The announcement came after presidents of ten multilateral development banks met in Washington, D.C., to discuss new strategies to strengthen their impact on tackling development issues and improve coordinated efforts in 2024 and beyond.
The MDB Heads Group, of which IsDB currently holds the presidency, is seeking to expand its financing capacity by implementing the G20 Capital Adequacy Frameworks Review report recommendations as well as other initiatives.
A joint statement issued by the group, which includes African Development Bank, European Investment Bank, and World Bank Group, at the conclusion of the meeting read: “Collectively, these efforts on balance sheet optimization and financial innovation are expected to generate additional lending headroom in the order of $300 billion to $400 billion over the next decade, with strong contributions from shareholders and development partners. Related actions … have already created additional lending capacity.”
Among the actions set out to help increase funding include introducing diverse, innovative financial instruments, such as hybrid capital tools and risk transfer methods, to shareholders, development partners, and capital markets.
There will also be efforts to encourage the direction of International Monetary Fund Special Drawing Rights through the MDBs and to provide greater clarity on callable capital, helping rating agencies better assess its value.
Another area of focus seeks to boost action on climate change by presenting the first common approach for measuring environmental outcomes in terms of adaptation and mitigation, aligning operations with the goals of the Paris Agreement, and providing joint reporting on climate-related finance.
Additionally, the MDBs will engage in the UN-led process toward a new collective climate finance goal.
A third area is strengthening country-level collaboration and co-financing. The MDB heads emphasized enhancing partnership and co-financing and assessing proposals for nation-led and owned platforms to reach a common understanding.
Some MDBs will establish platforms and use one another’s procurement policies to cut transaction costs, boost efficiency, and promote sustainability.
They will also accelerate co-financing for public sector projects through the newly launched co-financing collaboration gateway.
A fourth area focuses on mobilizing the private sector, with MDBs committing to increase the division’s financing for development goals, expand local currency lending, and offer foreign exchange hedging solutions to boost private investment.
The heads agreed to develop the type and classification of statistics issued by MDBs and development finance through the Global Emerging Markets Risk Database Consortium.
Moreover, in a fifth area, MDBs agreed to emphasize impact more through enhanced collaboration in joint impact assessments.

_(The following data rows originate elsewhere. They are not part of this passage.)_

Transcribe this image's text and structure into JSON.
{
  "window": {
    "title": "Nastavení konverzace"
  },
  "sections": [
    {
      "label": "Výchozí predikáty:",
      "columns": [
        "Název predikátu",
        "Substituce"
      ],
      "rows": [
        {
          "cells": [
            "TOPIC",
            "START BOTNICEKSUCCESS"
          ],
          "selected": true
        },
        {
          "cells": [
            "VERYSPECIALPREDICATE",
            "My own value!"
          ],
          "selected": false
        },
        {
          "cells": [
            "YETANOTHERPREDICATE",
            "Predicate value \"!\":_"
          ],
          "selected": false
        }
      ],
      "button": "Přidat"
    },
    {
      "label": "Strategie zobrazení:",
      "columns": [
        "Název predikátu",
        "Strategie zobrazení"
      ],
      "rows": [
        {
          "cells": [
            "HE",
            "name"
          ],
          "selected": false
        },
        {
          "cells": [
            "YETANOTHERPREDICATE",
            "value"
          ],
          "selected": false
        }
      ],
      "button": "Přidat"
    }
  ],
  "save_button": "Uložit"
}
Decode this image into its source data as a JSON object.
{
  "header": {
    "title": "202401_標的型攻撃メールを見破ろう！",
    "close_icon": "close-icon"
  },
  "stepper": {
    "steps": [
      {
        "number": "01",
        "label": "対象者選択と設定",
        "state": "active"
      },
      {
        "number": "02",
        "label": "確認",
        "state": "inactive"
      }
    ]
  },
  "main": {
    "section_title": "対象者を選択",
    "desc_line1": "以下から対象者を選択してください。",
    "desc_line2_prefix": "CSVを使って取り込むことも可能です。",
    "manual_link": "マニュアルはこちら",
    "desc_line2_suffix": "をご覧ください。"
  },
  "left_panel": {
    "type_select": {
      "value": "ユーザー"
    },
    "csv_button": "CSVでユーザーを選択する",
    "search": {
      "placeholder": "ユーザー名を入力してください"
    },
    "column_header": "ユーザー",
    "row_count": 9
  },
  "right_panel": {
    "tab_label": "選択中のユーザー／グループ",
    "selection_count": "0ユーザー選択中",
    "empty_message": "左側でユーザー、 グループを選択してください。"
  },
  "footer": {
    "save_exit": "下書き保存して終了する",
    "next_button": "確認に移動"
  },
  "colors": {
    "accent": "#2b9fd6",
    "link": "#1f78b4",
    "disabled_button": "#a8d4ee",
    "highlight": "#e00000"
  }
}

This includes sharing approaches for measuring and monitoring outcomes, maintaining ongoing coordination efforts, and assessing key performance indicators tied to nature and biodiversity.
The statement added that the MDB group “recognize our collective duty to accelerate international efforts to eradicate poverty and hunger, reduce inequalities, tackle regional and global challenges including on climate and health, as well as boost inclusive socioeconomic development.”
It continued. “As a group, we reaffirm our determination to deliver on our commitments and continue strengthening our collaboration for the benefit of poor and vulnerable countries, communities, and people.”